I went back to uni with all my finished stuffs. I was the last person to present. Before the presentation I remember my mom's told me to just be confident and tell the juries everything that I had prepared. That was the first thing in my mind before I started explaining about my design idea.
Finally, when I was done with my part, then the jury went by saying that he liked my way of thinking and my design idea. And before everything approaching the ending, a sincere smile from my tutor with him thanking me for my presentation had really made my day! I did great! Alhamdulillah.
I smiled. The first smile for the entire design studio for this session. The most expensive smile.
Thousands of thanks to my mom who kept praying for my success. She is definitely my no 1. And for my friends out there who did the same. Thank you so much! Not forgotten, you who kept inspiring me with all the wisdoms and you, who always tried to help me eventhough you failed ;P. Thank you ;)
Something for all of you guys out there, dont loose hope. NEVER. When you feel unsecure, go look for you 'spirit builder', they will help you to survive. And dont forget Allah, HE is always there to help. Dont stop your praying to Him. InsyaAllah, the ending gonna be a smile.

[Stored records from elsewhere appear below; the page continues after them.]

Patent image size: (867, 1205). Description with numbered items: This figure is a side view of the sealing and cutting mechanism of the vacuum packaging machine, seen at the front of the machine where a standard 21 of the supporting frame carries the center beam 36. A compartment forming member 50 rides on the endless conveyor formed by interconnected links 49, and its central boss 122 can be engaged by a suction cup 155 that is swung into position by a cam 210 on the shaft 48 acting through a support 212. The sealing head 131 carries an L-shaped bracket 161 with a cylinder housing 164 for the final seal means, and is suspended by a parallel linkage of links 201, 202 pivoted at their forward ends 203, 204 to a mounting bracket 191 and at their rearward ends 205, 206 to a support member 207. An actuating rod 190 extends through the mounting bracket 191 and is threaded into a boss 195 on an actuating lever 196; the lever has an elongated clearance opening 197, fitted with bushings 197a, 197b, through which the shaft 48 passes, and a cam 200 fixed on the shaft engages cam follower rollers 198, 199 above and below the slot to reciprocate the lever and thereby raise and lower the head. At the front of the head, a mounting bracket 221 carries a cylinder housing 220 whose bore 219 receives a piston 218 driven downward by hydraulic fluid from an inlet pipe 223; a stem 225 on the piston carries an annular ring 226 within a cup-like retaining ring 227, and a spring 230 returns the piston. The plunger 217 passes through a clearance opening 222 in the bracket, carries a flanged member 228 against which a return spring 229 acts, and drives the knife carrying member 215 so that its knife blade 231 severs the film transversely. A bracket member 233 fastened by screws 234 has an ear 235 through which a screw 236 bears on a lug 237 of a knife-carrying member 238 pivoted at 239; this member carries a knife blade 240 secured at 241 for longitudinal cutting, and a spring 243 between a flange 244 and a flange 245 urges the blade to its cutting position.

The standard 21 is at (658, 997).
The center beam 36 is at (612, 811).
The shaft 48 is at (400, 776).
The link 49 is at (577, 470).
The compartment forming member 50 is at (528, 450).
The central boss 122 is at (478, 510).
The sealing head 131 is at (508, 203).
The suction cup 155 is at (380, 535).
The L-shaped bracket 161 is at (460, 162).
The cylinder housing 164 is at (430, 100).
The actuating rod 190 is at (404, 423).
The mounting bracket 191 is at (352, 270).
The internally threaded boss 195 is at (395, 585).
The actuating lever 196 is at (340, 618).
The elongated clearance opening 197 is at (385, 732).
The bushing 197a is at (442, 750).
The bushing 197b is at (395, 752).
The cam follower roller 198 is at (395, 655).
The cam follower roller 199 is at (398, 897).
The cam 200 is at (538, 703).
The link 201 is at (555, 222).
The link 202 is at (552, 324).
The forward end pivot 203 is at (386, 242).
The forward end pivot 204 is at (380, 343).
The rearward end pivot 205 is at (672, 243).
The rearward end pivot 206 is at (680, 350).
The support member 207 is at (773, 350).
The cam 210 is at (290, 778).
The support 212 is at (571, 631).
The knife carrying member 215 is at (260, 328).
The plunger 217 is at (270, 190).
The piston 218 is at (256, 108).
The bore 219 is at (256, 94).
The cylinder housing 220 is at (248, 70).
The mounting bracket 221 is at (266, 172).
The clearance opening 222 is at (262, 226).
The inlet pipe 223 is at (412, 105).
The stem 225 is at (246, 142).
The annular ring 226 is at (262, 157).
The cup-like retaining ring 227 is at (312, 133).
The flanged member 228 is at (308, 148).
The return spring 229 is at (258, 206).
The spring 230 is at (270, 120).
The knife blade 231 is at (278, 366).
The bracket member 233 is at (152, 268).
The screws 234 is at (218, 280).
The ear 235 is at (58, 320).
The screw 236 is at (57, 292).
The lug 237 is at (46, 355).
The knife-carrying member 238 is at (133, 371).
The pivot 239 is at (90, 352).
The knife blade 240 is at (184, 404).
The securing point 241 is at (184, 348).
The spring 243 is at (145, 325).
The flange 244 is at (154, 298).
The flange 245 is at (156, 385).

p/s: Still waiting for my final result. Do me a favor, pls pray the ending gonna be a happy ending. Thank you ;)
2 comments:
ha.kan ok gitew.
ah.ko boleh.jgn nak ambil title drama queen dari aku boleh tak?
ps: congratulation. lepas ni ko postgrad student jugak la.boleh join mypsa. winks!
im soooo happy for you!! ;)congratulation!!! you almost reach the finishing line...keep the spirit going and u'll be on your way to achieve great success i.A!!!
my prayers will always be with you =)
p/s:
It's obvious that your mum acts as your ultimate 'Secure Base',a new term i learned a week ago...
(Secure base can be a person, place, goal or object that provides a sense of protection and motivation for us to pull ourselves together during hard times. A good secure base should be able to accept,value and foresee one's potentials instead of judging/criticizing him or her based on the current state.)
You should be grateful to have a great 'secure base' to rely on.